I listened to this and thought... what has contraceptive feed and starvation got to do with not feeding pidgeons in Trafalger square ? Was culling mentioned ? _No_... Was reducing pidgeon numbers mentioned ? _No._ How big is Trafalger Square on the scale of Pidgeon food sources for the UK pidgeon population ?... _Not very big._... _tiny ?_

Now I am no pidgeon expert ( according to the spell checker, I can't even spell it ) 
but going purely by David Attenborough programs and natural behaviour of every animal in existance... *if the food dries up in one location, they move to another. They do not just sit around and starve themselves to death.
*
Or have I got the wrong end of the stick ?

If this is PETA's response to a complete "Non-Problem" .... what chance do we have as animal keepers who they despise ?


----------



## Akua_Ko_Nalu (Feb 15, 2007)

Your on the right lines, animals move on, and adapt.

And as for our chances, time most of us wake up and smell the bacon.

One thing though, wasn't it poultry and racing pidgeons that were not under much scrutiny?

I know these aren't racing pidgeons but it's an interesting turn of events.


----------



## JPWS (Jul 29, 2007)

A few years back they introduced some peregrine falcons to cut the numbers a bit in certain parts of London. They're successfully breeding but there's still (a hundred and) one too many pigeons.

They are irritating and I'm sure nobody would miss them from certain parts of town, I'm more concerned about trying to get rid of them from my garden! I wouldn't kill them, just get them to move on.

PETA and their ilk tend to get things mixed up all the time and always assume/act against the worst case scenario. They may have small brains (and pigeons!) but they're not stupid enough to wait a week at the risk of starving to death rather than fly somewhere else for food and a new home.


----------



## ratboy (Jan 10, 2007)

It just strikes me that the response given has nothing to do with the question at hand. 

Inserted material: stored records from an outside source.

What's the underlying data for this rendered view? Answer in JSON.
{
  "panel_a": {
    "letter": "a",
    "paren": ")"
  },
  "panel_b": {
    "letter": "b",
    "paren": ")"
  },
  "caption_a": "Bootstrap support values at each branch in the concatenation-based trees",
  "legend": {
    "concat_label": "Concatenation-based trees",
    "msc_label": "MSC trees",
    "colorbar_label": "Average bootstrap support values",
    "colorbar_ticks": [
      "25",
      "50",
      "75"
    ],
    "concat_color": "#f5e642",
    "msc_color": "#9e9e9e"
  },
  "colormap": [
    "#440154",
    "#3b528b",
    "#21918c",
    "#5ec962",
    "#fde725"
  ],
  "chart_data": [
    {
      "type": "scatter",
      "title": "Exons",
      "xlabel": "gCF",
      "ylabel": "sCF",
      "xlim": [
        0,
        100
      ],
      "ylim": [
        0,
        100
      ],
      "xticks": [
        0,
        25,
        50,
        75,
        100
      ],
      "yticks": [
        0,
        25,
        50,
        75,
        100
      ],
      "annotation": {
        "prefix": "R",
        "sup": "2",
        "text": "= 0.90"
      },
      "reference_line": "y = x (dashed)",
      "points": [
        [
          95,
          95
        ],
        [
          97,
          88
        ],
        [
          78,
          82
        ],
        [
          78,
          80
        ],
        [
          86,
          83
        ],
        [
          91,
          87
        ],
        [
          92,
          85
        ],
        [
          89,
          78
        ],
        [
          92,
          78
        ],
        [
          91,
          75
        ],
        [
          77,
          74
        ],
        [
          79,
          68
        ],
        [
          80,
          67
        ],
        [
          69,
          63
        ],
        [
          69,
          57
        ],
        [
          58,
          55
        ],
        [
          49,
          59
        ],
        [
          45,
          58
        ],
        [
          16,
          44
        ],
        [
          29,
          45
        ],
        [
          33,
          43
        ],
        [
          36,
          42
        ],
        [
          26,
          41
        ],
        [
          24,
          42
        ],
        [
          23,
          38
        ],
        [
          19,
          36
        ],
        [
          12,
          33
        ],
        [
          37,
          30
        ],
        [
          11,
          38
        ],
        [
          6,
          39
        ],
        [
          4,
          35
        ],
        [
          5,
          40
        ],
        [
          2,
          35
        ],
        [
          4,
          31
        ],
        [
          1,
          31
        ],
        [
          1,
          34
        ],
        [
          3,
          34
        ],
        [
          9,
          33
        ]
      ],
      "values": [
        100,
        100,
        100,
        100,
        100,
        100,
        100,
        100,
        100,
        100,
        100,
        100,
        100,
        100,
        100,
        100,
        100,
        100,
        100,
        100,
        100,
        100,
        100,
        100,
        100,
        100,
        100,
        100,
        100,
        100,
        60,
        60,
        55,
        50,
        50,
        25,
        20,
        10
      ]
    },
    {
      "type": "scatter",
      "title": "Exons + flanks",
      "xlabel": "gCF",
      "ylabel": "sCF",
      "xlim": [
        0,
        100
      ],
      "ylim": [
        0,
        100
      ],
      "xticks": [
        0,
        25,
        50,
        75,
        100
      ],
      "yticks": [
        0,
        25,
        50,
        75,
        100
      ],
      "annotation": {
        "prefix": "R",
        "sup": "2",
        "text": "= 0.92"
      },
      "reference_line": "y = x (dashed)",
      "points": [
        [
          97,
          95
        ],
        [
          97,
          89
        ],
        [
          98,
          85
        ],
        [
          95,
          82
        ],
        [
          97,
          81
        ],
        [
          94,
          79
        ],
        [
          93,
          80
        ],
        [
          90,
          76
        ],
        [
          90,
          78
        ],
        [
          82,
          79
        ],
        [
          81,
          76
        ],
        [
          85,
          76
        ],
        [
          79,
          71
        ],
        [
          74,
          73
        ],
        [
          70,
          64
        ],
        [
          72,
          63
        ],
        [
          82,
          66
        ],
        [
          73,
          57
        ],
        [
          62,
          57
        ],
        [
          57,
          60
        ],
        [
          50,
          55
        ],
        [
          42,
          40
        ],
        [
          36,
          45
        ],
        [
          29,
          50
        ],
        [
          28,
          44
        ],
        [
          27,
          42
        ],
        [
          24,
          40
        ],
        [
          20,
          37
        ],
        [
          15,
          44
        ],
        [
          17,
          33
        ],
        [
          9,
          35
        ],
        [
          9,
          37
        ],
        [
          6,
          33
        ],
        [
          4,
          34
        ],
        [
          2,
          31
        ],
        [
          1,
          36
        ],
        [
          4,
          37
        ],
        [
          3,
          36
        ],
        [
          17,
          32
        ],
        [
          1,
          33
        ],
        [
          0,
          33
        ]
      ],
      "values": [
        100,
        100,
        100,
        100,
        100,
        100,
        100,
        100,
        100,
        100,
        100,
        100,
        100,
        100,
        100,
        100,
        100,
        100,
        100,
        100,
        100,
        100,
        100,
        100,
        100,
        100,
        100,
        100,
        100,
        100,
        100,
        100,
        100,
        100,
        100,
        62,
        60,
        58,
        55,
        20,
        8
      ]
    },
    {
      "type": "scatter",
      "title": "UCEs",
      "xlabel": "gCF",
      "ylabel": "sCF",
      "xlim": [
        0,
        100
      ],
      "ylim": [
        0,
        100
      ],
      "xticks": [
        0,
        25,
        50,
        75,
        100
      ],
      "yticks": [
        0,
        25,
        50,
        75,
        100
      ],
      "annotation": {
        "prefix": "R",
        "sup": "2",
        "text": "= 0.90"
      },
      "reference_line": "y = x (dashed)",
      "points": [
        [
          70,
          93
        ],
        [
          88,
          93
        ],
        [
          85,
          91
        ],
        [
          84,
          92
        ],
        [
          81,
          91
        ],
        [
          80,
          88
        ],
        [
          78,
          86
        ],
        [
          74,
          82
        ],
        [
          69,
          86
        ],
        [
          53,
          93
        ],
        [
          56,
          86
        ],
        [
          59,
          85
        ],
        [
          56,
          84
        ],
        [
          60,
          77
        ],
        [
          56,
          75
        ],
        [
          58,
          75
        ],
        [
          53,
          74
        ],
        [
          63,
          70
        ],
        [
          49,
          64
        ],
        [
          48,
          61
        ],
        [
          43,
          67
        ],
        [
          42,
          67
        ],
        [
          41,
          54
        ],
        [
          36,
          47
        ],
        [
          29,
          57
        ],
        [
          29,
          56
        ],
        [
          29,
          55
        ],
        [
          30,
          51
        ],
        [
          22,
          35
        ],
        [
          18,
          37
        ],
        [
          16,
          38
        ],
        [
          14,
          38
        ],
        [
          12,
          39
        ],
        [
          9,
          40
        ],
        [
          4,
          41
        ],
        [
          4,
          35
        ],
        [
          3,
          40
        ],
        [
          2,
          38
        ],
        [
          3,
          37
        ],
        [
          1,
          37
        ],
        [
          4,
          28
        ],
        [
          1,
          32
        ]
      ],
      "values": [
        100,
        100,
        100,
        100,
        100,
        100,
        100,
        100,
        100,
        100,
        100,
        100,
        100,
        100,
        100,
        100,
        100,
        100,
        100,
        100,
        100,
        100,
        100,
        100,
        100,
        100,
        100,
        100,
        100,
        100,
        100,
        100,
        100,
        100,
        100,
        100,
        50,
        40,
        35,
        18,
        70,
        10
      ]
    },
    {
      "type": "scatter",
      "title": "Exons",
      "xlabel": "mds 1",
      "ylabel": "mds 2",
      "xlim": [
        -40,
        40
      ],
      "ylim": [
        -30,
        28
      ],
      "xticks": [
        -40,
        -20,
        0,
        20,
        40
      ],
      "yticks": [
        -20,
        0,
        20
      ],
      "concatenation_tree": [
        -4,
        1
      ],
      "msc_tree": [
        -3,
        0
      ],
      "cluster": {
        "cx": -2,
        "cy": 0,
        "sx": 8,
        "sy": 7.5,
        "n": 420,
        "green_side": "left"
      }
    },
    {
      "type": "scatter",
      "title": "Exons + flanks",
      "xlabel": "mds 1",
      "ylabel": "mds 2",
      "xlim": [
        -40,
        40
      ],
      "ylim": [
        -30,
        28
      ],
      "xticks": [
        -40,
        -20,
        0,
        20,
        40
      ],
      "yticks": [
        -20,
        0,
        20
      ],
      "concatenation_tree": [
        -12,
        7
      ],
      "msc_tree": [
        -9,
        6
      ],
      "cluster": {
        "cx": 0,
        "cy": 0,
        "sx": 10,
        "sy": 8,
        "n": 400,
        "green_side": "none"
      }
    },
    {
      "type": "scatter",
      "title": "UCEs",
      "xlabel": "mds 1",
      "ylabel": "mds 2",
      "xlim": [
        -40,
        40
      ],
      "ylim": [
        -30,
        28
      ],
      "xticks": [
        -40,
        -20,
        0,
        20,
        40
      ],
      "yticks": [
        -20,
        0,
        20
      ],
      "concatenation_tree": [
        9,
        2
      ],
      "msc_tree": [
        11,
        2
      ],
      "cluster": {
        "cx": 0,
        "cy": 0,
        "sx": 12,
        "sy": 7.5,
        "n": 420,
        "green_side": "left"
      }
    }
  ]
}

_oooo... someone said the word pigeon... they're actually talking about not feeding them and getting them to move on naturally... but that does not matter, let's talk about death and culling.
_
Is this a tactic the PKL should adopt when questions are asked by 'the public' ? It obviously works.


----------



## TSKA Rory Matier (May 27, 2007)

*Oddly enough...*

Hi R/B

True .....

The PKL are already thinking up ways of answering questions as well designing promotional campaigns that work in exactly the same way as that of the likes of Peta.

R


----------



## Natrix (Dec 9, 2006)

I seem to recall that Ken Livingstone was originally advised on how to deal with the pigeons by Animal Aid and their expert :lol2: Clifford Warwick.

As for PETA, try having a read here PETA Trial (Day 1): Jury Selection and a Bombshell

Gordon


----------